El principal problema reside precisamente en las bases de medición de la propia industria. La publicidad online se basa en las impresiones y una impresión, ocurre siempre que una máquina o red publicitaria responde a una solicitud de otro equipo como por ejemplo, un navegador. Aquí los seres humanos poco o nada tiene que ver por lo que hablar de impresión como un usuario que ha visto un determinado anuncio no es una afirmación del todo cierta.

El problema al que algunas voces han comenzado a hacer referencia es que si a las redes de anuncios no les importa que las impresiones procedan de tráfico bot y a los editores no les importa estar recibiendo este tipo de tráfico porque ambos están generando ingresos, ¿a quién perjudica realmente? Las empresas de publicidad así como sus productos y servicios.

En esencia, lo que está ocurriendo es que los clientes están dando dinero a las agencias para que estas compren publicidad online. Estas agencias dan el dinero a redes de anuncios y parte de este dinero llega a las agencias a través de las redes publicitarias. Ahora bien, tan sólo un 8% de los anuncios en display de los clientes son visibles. Aún con el 92% de las impresiones no visibles, editores y redes de anuncios continúan ganando dinero. Es decir, todo el mundo se llena los bolsillos menos los clientes, tal y cómo señalan desde moz.com.

La pregunta que surge ahora es, ¿por qué nadie está poniendo esto de relieve? El Interactive Advertising Bureau (IAB) emitió el pasado mes de diciembre unas directrices por las que las redes de publicidad deberían tener como objetivo un 70% de visibilidad, Facebook anunció que se encuentra trabajando con el Media Rating Council (MRC) para desarrollar unos estándares más robustos de impresiones visibles.

Por su parte, la American Association of Advertising Agencies, la Association of National Advertisers e IAB, anunciaron el pasado año la creación de una nueva organización, Trustworthy Accountability Group para luchar contra los problemas de la publicidad online como es eliminar el tráfico fraudulento, combatir el malware, luchar contra la piratería en internet y promover una mayor transparencia.

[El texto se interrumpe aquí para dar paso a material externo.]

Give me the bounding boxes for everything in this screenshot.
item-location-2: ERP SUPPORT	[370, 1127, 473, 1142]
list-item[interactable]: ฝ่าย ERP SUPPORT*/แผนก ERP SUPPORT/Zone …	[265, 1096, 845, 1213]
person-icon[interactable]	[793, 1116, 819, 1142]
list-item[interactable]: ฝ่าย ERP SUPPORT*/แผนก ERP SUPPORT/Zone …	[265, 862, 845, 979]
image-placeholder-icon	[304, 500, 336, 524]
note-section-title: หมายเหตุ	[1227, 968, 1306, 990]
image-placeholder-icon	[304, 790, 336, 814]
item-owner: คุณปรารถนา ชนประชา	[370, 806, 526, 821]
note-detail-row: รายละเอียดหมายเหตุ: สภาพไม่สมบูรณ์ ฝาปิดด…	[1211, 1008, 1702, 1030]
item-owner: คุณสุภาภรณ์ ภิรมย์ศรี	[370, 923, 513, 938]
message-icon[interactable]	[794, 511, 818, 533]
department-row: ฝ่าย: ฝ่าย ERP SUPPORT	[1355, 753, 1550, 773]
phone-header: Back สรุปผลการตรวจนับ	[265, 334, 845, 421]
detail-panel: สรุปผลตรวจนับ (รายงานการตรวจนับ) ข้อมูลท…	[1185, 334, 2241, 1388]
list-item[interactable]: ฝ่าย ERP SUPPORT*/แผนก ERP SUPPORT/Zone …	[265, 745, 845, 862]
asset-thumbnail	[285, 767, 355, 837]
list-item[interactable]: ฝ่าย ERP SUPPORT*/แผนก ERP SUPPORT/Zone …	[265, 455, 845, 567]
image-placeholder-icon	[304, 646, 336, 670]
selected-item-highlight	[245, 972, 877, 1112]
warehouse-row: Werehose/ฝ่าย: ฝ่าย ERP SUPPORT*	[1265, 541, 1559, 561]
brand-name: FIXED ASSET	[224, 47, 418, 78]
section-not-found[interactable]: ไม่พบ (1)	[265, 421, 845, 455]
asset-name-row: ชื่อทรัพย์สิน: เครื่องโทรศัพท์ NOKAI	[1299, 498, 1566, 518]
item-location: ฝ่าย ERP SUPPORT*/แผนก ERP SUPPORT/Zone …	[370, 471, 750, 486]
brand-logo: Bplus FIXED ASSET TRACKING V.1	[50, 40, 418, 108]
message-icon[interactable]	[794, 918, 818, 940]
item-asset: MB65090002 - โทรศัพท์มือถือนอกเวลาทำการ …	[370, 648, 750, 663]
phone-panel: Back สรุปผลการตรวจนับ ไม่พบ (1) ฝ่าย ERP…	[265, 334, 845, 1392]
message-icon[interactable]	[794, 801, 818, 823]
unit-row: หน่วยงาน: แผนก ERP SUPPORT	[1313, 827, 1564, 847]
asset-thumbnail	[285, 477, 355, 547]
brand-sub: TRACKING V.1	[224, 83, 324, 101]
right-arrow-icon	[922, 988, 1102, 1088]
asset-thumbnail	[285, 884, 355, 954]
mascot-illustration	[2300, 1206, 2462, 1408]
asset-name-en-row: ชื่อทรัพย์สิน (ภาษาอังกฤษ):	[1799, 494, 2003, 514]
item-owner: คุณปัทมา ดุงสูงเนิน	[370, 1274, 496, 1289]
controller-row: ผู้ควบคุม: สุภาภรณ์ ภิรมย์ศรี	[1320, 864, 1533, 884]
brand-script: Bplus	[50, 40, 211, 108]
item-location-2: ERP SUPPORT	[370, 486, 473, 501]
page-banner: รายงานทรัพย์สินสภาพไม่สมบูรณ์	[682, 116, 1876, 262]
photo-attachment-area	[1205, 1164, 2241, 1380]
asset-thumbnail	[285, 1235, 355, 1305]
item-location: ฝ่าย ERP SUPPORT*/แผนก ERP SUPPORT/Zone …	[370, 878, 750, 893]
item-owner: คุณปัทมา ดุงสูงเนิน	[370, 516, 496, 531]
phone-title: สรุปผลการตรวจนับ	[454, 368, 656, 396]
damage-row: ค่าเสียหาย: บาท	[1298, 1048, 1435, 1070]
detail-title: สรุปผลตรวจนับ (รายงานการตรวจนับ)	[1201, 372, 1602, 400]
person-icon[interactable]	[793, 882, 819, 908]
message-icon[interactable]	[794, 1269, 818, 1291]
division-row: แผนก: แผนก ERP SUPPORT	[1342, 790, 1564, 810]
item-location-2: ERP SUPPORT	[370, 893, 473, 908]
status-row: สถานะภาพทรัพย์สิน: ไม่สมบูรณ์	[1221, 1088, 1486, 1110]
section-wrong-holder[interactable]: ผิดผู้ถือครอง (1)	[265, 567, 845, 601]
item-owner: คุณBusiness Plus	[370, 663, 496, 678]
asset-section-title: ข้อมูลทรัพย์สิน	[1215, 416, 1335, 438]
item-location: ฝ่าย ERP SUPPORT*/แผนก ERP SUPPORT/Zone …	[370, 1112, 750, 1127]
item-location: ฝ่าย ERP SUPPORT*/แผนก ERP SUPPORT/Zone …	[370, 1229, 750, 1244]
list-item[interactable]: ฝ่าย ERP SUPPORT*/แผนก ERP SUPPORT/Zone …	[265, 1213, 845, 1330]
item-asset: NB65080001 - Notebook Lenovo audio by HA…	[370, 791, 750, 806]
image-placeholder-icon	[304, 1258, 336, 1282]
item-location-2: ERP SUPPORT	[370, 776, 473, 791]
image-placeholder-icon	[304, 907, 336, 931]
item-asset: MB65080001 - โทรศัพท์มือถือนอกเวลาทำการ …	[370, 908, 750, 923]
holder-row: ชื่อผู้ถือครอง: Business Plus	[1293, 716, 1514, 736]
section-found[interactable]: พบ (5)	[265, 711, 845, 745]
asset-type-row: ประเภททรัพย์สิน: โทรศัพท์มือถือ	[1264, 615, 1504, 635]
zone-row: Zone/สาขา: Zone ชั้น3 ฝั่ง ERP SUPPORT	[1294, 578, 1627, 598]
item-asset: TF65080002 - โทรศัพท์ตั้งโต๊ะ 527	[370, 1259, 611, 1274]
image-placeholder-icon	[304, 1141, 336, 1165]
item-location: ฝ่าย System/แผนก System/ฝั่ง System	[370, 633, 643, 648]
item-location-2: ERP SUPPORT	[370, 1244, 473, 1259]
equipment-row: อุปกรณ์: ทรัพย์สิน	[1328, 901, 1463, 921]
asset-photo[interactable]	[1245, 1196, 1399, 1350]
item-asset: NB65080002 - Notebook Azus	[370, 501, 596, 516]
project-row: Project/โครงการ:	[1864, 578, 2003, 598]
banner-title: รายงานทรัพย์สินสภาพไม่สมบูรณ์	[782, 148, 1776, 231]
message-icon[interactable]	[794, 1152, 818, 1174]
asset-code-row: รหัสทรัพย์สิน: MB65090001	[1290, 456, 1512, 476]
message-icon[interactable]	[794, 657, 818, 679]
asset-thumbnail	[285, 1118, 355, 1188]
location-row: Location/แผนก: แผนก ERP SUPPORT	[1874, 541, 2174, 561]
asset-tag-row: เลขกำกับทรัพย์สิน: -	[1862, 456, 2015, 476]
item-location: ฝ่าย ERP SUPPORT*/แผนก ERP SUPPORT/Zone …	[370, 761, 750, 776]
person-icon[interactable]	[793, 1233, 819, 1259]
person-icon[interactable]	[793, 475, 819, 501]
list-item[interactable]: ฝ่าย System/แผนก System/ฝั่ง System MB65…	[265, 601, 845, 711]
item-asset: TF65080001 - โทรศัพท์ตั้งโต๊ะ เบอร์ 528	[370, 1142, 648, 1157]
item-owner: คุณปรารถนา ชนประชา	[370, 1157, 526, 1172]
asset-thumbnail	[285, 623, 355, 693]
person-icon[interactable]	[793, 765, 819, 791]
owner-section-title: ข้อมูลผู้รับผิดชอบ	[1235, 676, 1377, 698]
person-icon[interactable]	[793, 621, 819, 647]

Independientemente de lo que nos depare el futuro, los anunciantes digitales y los “marketeros” puede realizar una serie de acciones para comenzar a poner fin a esta situación como es el hecho de dejar de hacer campañas basadas en el coste por impresión, revisar sus KPIs así como las métricas en términos humanos, exigir una divulgación completa, utilizar plataformas de detección de fraude publicitario y evitar lanzar sus campañas en países como China, Venezuela, Ucrania o Singapur donde las tasas de tráfico sospechoso se mueven entre el 86% y el 92%.